Souvenir de la nuit du 4
Victor Hugo évoque un évènement précis de la vie
politique : la répression
sanglante d'une révolte populaire suite au coup d'Etat
de Napoléon Bonaparte lIII
le 2 décembre 1851. Un grand nombre d'enfants ont été
fusillé sous ses ordres.
L'enfant avait reçu deux balles dans la tête.
Le logis était propre, humble, paisible, honnête ;
On voyait un rameau1 bénit sur un portrait.
Une vieille grand-mère était là qui pleurait.
Nous le déshabillions en silence. Sa bouche,
Pâle, s'ouvrait ; la mort noyait son œil farouche2 ;
Ses bras pendants semblaient demander des appuis.
Il avait dans sa poche une toupie3 en buis.
On pouvait mettre un doigt dans les trous de ses plaies.
Avez-vous vu saigner la mûre dans les haies ?
Son crâne était ouvert comme un bois qui se fend.
L'aïeule regarda déshabiller l'enfant,
Disant : "Comme il est blanc ! approchez donc la lampe !
Dieu ! ses pauvres cheveux sont collés sur sa tempe !"

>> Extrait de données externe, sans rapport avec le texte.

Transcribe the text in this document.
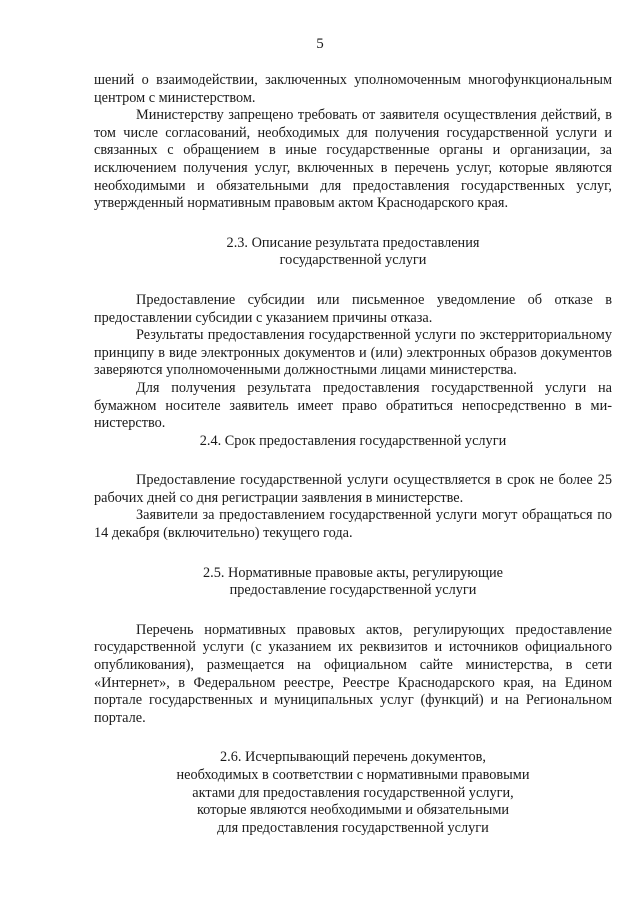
5

шений о взаимодействии, заключенных уполномоченным многофункциональным центром с министерством.

Министерству запрещено требовать от заявителя осуществления действий, в том числе согласований, необходимых для получения государственной услуги и связанных с обращением в иные государственные органы и организации, за исключением получения услуг, включенных в перечень услуг, которые являются необходимыми и обязательными для предоставления государственных услуг, утвержденный нормативным правовым актом Краснодарского края.

2.3. Описание результата предоставления
государственной услуги

Предоставление субсидии или письменное уведомление об отказе в предоставлении субсидии с указанием причины отказа.

Результаты предоставления государственной услуги по экстерриториальному принципу в виде электронных документов и (или) электронных образов документов заверяются уполномоченными должностными лицами министерства.

Для получения результата предоставления государственной услуги на бумажном носителе заявитель имеет право обратиться непосредственно в министерство.

2.4. Срок предоставления государственной услуги

Предоставление государственной услуги осуществляется в срок не более 25 рабочих дней со дня регистрации заявления в министерстве.

Заявители за предоставлением государственной услуги могут обращаться по 14 декабря (включительно) текущего года.

2.5. Нормативные правовые акты, регулирующие
предоставление государственной услуги

Перечень нормативных правовых актов, регулирующих предоставление государственной услуги (с указанием их реквизитов и источников официального опубликования), размещается на официальном сайте министерства, в сети «Интернет», в Федеральном реестре, Реестре Краснодарского края, на Едином портале государственных и муниципальных услуг (функций) и на Региональном портале.

2.6. Исчерпывающий перечень документов,
необходимых в соответствии с нормативными правовыми
актами для предоставления государственной услуги,
которые являются необходимыми и обязательными
для предоставления государственной услуги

Et quand ce fut fini, le prit sur ses genoux.
La nuit était lugubre ; on entendait des coups
De fusil dans la rue où l'on en tuait d'autres.
- Il faut ensevelir l'enfant, dirent les nôtres.
Et l'on prit un drap blanc dans l'armoire en noyer.
L'aïeule cependant l'approchait du foyer,
Comme pour réchauffer ses membres déjà roides4.
Hélas ! ce que la mort touche de ses mains froides
Ne se réchauffe plus aux foyers d'ici-bas !
Victor Hugo, Les Châtiments, Livre II, 1853.
Rédige un paragraphe de commentaire pour montrer que le récit suscite
diverses émotions.
A la lecture de ce poème, le lecteur est animé par deux sentiments
distincts : la pitié et
la colère. Au début, il reçoit trop brutalement la
nouvelle de la mort d’un enfant par « deux balles ». Cela est
d’autant plus inacceptable
que le lieu où se trouve l’enfant évoque une atmosphère tranquille, en témoigne
l’énumération au vers 2. De plus, le
poète semble refuser de croire
à la mort de l’enfant, car le
portrait donne l’impression qu’il est vivant. On le voit dans les passages « sa
bouche… s’ouvrait », « son œil farouche », « ses bras…
semblaient demander des appuis », « réchauffer ses membres ». Le
jouet « une toupie » dans la « poche » de l’enfant rend la
scène encore plus triste. Par ailleurs, le caractère pathétique de la scène
est rendu par les exclamations de la vieille grand-mère ; « Comme il
est blanc ! », « Dieu ! », « Hélas ! ».
Enfin, la répétition de l’adjectif
« blanc » renforce cette idée d’innocence attachée à un enfant.